Students will be expected to complete approximately 5 hours of pre-work through an online communication website prior to the beginning of class. This may include discussion boards, papers, or another way that students can demonstrate their knowledge.
*Courses offerings are subject to change. Contact us at email@example.com with any questions.
- Biology: Identity and the Human Genome (Professor Olivia Harriott)
This course introduces scientific and social aspects of human genetics. Topics of discussion include the structure and function of genes, human genetic diversity, Mendelian inheritance, and the ethical and legal issues related to emerging genetic technologies.
- Economics: Introduction to Microeconomics (Professor Phil Lane)
This course analyzes the behavior of individual consumers and producers as they deal with the economic problem of allocating scarce resources. The course examines how markets function to establish prices and quantities through supply and demand, how resource costs influence firm supply, and how variations in competition levels affect economic efficiency. Topics may include antitrust policy, the distribution of income, the role of government, and environmental problems. The course includes computer applications.
- English: Fairy Tales (Professor Robert Epstein)
This course is a study of classic fairy tales in their oldest preserved versions by authors like Charles Perrault and the Brothers Grimm; in nineteenth- and twentieth-century literature influenced by the fairy tale tradition; in post-modern literary retellings; and in film and popular culture. The class leads to the production of a paper involving research in primary sources and literary and folklore criticism. .
- English: Creative Writing (Professor Ioanna Opidee)
This course fosters creativity and critical acumen through extensive exercises in the composition of poetry and fiction.
- Film: American Films of the 90's (Professor Elizabeth Haas)

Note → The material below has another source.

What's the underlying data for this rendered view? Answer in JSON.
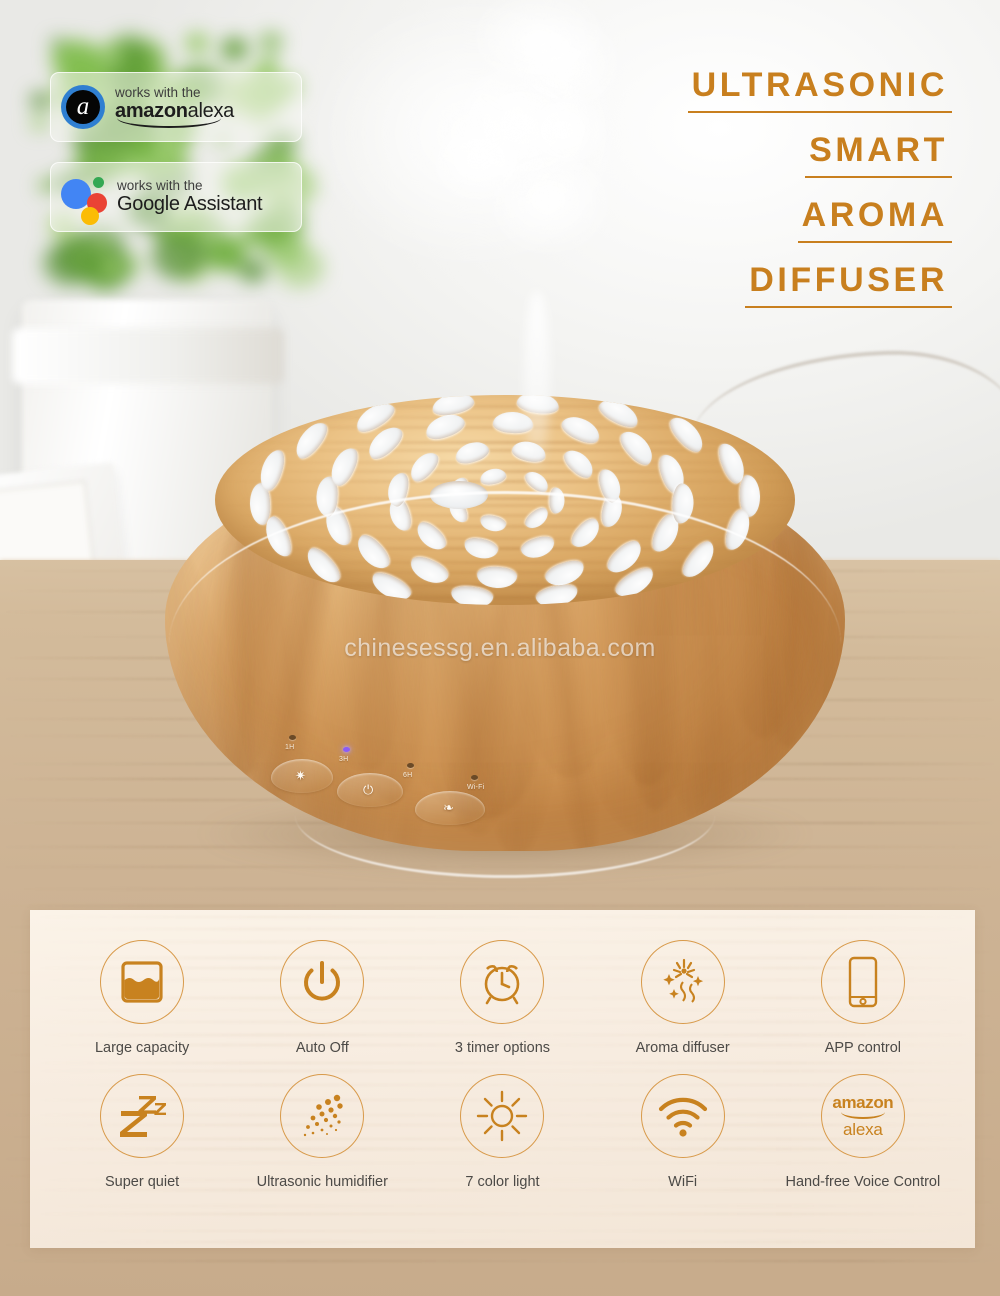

Whatever is happening in the country culturally and historically, one way or another finds its way into the popular media. This course examines how the films of a given 10-year period consciously and unconsciously reflect the era in which they were made.
- History: Origins of the Modern World (Professor Patricia Behre)
The course, which examines the history of Europe and its relationship to the world from the end of the Middle Ages through the 19th century, emphasizes the cultural, social, economic, and political forces and structures that led to the development of commercial and industrial capitalism, and the effects of this development on Europe, the New World, Asia, and Africa. Topics include the Renaissance and Reformation; the Transatlantic Slave Trade; European expansion and colonialism; the development of strong nation states; the Enlightenment; the Industrial Revolution and conflicting ideological and political responses; changing social, family, and gender relationships; and the increasing interaction of Europeans and non-Europeans. Critical analysis of primary and secondary sources develops skills in historical methodology that are of great value in many other academic pursuits. Written assignments and class discussions enhance these skills.
- Music: History of Rock (Professor Brian Torff)
This course surveys the musical and social trends that resulted in the emergence of rock and roll as an important musical and cultural force in America. The course traces the roots of rock, blues, and country styles, showing how they merged with popular music. Students examine periods from the 1950s to the present, along with Elvis Presley, Chuck Berry, Little Richard, the Beatles, the British invasion, folk music, Bob Dylan, jazz and art rock, Jimi Hendrix, the west coast movement, and the music industry. Students learn to understand, discuss, and differentiate between stylistic periods and their historical relevance to American culture.
- Sociology: Race, Gender, and Ethnic Relations (Professor
This course analyzes sociological and social psychological dimensions of race relations, ethnic interaction, and the changing role and status of women. It focuses on the American scene but also examines problems of women and minorities in other parts of the world and their importance for world politics. It also considers what sociologists and social psychologists have learned about improving dominant/ minority relations.
- Studio Art:
Painting(Professor Leeah Joo)
This course introduces the methods, techniques, and language of oil painting. Students explore principles of color, construction, paint handling, delineation of form and space, light and shadow, surface, texture, and composition. Students paint primarily from observation and employ representational and abstract modes. Materials and historical concerns are integral parts of directed and individual investigations.